It’s been a rough few weeks for Wells Fargo and things aren’t about to get any better.
In the fallout from the bank’s fake account scandal, Wells Fargo lost its CEO, lost business from the state of Ohio, the city of Chicago, the state of California, the state of Oregon and maybe the city of San Francisco too, and lost its accreditation from the Better Business Bureau as well.
And now, a new report from Reuters states that Wells Fargo is set to pay $50 million to settle claims that the bank overcharged “thousands of homeowners” for appraisals conducted after the borrower defaulted on their mortgage.
According to the Reuters report, the settlement agreement is not yet finalized and awaiting approval in federal court in Oakland, California.

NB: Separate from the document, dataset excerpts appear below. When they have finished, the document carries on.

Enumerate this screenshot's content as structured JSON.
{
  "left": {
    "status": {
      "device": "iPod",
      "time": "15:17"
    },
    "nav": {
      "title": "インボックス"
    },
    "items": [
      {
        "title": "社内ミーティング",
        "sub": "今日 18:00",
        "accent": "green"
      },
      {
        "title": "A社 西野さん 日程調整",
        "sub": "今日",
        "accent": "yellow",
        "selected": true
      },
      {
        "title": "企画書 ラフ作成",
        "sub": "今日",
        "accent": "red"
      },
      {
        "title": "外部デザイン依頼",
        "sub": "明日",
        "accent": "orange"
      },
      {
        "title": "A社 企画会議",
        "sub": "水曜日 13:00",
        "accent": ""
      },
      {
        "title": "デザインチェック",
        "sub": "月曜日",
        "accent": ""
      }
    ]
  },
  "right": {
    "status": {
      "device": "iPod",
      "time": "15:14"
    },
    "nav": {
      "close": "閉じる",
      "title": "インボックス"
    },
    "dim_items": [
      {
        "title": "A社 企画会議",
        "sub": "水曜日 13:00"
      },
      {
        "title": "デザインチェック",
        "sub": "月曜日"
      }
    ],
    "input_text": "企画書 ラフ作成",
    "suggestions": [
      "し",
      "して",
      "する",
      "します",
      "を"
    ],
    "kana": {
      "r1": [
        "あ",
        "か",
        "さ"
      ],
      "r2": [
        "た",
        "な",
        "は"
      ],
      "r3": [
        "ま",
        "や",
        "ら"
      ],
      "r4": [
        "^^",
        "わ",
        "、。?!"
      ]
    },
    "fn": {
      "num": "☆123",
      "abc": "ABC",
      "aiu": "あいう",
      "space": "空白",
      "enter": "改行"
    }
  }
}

Here are the details, courtesy of Reuters:
If approved, it will resolve nationwide claims that Wells Fargo charged much more than it paid for third-party appraisals, exploiting borrowers who could least afford it and driving them further into default.
According to the lawyer who represented the plaintiffs, the settlement would cover approximately 250,000 homeowners that were supposedly overcharged for appraisals.
Again from Reuters:
Mortgage agreements allow banks to charge homeowners for the appraisals if they default on their mortgage loans, but Wells Fargo added large mark-ups to the amounts its third-party vendors charged, the 2012 lawsuit said.
Wells Fargo typically charged $95 to $125 for the type of expedited appraisal at issue, when the actual cost was $50 or less, the complaint said. The charges added hundreds or thousands of dollars to borrower's mortgage loans over time, the lawsuit said.
According to the Reuters article, the increased charges went unnoticed by many borrowers because they were listed under “cryptic” descriptions like “other charges.”